The purpose of this article is to report the preliminary clinical results of a new method for implant treatment of the edentulous mandible. The new protocol involves prefabricated components and surgical guides, elimination of the prosthetic impression procedure and attachment of the permanent fixed bridge on the day of implant placement.
Fifty patients (26 males, 24 females) received 150 Brånemark Novum implants and were followed from 6 months to 3 years after implant placement. Bone width and height were determined preoperatively with the use of radiographs. The jaw was reduced in height to accommodate three special 5-mm wide implants. Precise implant positioning was accomplished with special drilling templates. Drill guides were placed over the drilling templates during site preparation using a series of specially designed drills. After the mucosa had been sutured back into position, a prefabricated titanium lower bar was connected with titanium screws to the transmucosal fixture. Another titanium bar was then attached by the prosthodontist, and a bite registration was performed. The bridge was attached to the upper bar. The permanent reconstruction was provided to the patient later the same day.
Three implants were lost to follow-up and three failed, resulting in an overall survival rate of 98%. One prosthesis failed, leaving a prosthetic survival rate of 98%. The average treatment time was approximately 7 hours.
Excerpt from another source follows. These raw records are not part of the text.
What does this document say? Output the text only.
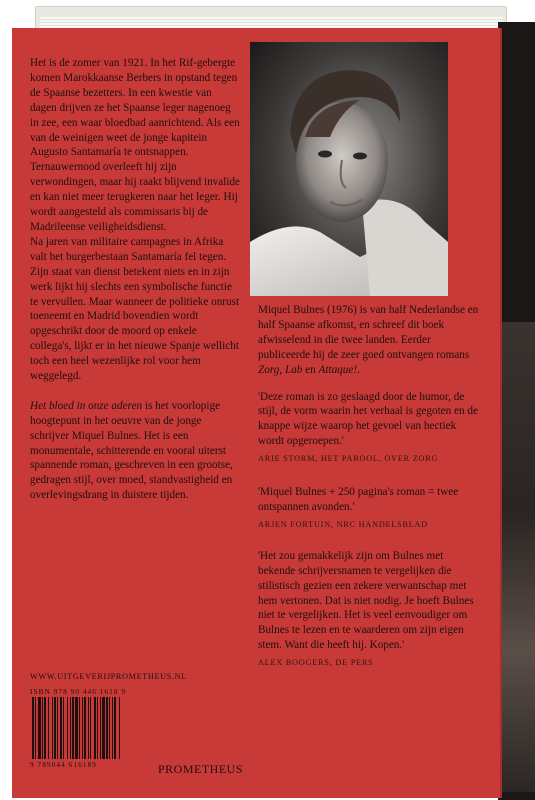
Het is de zomer van 1921. In het Rif-gebergte komen Marokkaanse Berbers in opstand tegen de Spaanse bezetters. In een kwestie van dagen drijven ze het Spaanse leger nagenoeg in zee, een waar bloedbad aanrichtend. Als een van de weinigen weet de jonge kapitein Augusto Santamaría te ontsnappen. Ternauwernood overleeft hij zijn verwondingen, maar hij raakt blijvend invalide en kan niet meer terugkeren naar het leger. Hij wordt aangesteld als commissaris bij de Madrileense veiligheidsdienst.

Na jaren van militaire campagnes in Afrika valt het burgerbestaan Santamaría fel tegen. Zijn staat van dienst betekent niets en in zijn werk lijkt hij slechts een symbolische functie te vervullen. Maar wanneer de politieke onrust toeneemt en Madrid bovendien wordt opgeschrikt door de moord op enkele collega's, lijkt er in het nieuwe Spanje wellicht toch een heel wezenlijke rol voor hem weggelegd.

Het bloed in onze aderen is het voorlopige hoogtepunt in het oeuvre van de jonge schrijver Miquel Bulnes. Het is een monumentale, schitterende en vooral uiterst spannende roman, geschreven in een grootse, gedragen stijl, over moed, standvastigheid en overlevingsdrang in duistere tijden.

Miquel Bulnes (1976) is van half Nederlandse en half Spaanse afkomst, en schreef dit boek afwisselend in die twee landen. Eerder publiceerde hij de zeer goed ontvangen romans Zorg, Lab en Attaque!.

'Deze roman is zo geslaagd door de humor, de stijl, de vorm waarin het verhaal is gegoten en de knappe wijze waarop het gevoel van hectiek wordt opgeroepen.'

ARIE STORM, HET PAROOL, OVER ZORG

'Miquel Bulnes + 250 pagina's roman = twee ontspannen avonden.'

ARJEN FORTUIN, NRC HANDELSBLAD

'Het zou gemakkelijk zijn om Bulnes met bekende schrijversnamen te vergelijken die stilistisch gezien een zekere verwantschap met hem vertonen. Dat is niet nodig. Je hoeft Bulnes niet te vergelijken. Het is veel eenvoudiger om Bulnes te lezen en te waarderen om zijn eigen stem. Want die heeft hij. Kopen.'

ALEX BOOGERS, DE PERS

WWW.UITGEVERIJPROMETHEUS.NL
ISBN 978 90 446 1618 9
9 789044 616189	PROMETHEUS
At the baseline examination, the marginal bone level was 0.72 mm below the reference point. The average marginal bone loss was 0.2 mm per year and 0.26 mm between the 3-month and 1-year control visits. The accumulated mean bone loss, including baseline, was -1.25 mm. A patient questionnaire demonstrated that 94% of the patients did not experience any discomfort during treatment and all patients would recommend the procedure to others.
The results of this study indicate that the precise surgical and prosthetic protocol allows successful prosthetic rehabilitation of mandibular edentulism and that the permanent reconstruction can be provided to the patient on the day of fixture surgery.
布兰emark种植体最初规定分两个手术阶段植入。在过去几年中,有关在一期手术中植入加工钛种植体的报道已发表,且结果令人鼓舞。最近,人们对早期或即刻负重产生了浓厚兴趣。
本文旨在报告一种用于无牙下颌种植治疗的新方法的初步临床结果。新方案涉及预制组件和手术导板,省去了修复取模程序,并在种植体植入当天安装永久性固定桥。
50例患者(26例男性,24例女性)接受了150枚布兰emark Novum种植体,并在种植体植入后6个月至3年进行随访。术前通过X光片确定骨宽度和高度。为容纳3枚特殊的5毫米宽种植体,对颌骨高度进行了降低。使用特殊的钻孔模板实现种植体的精确定位。在备洞过程中,使用一系列专门设计的钻头,将钻导板放置在钻孔模板上。黏膜缝合复位后,用钛螺钉将预制的钛下颌杆与穿黏膜种植体相连。然后由修复医生连接另一根钛杆,并进行咬合记录。将桥体连接到上杆上。同一天晚些时候为患者提供永久性修复体。
3枚种植体失访,3枚失败,总体生存率为98%。1个修复体失败,修复体生存率为98%。平均治疗时间约为7小时。在基线检查时,边缘骨水平比参考点低0.72毫米。平均边缘骨丢失为每年0.2毫米,在3个月和1年的对照访视之间为0.26毫米。包括基线在内的累积平均骨丢失为-1.25毫米。一份患者问卷显示,94%的患者在治疗期间未感到任何不适,所有患者都会向他人推荐该手术。
本研究结果表明,精确的手术和修复方案能够成功地对下颌无牙症进行修复重建,并且可以在种植体手术当天为患者提供永久性修复体。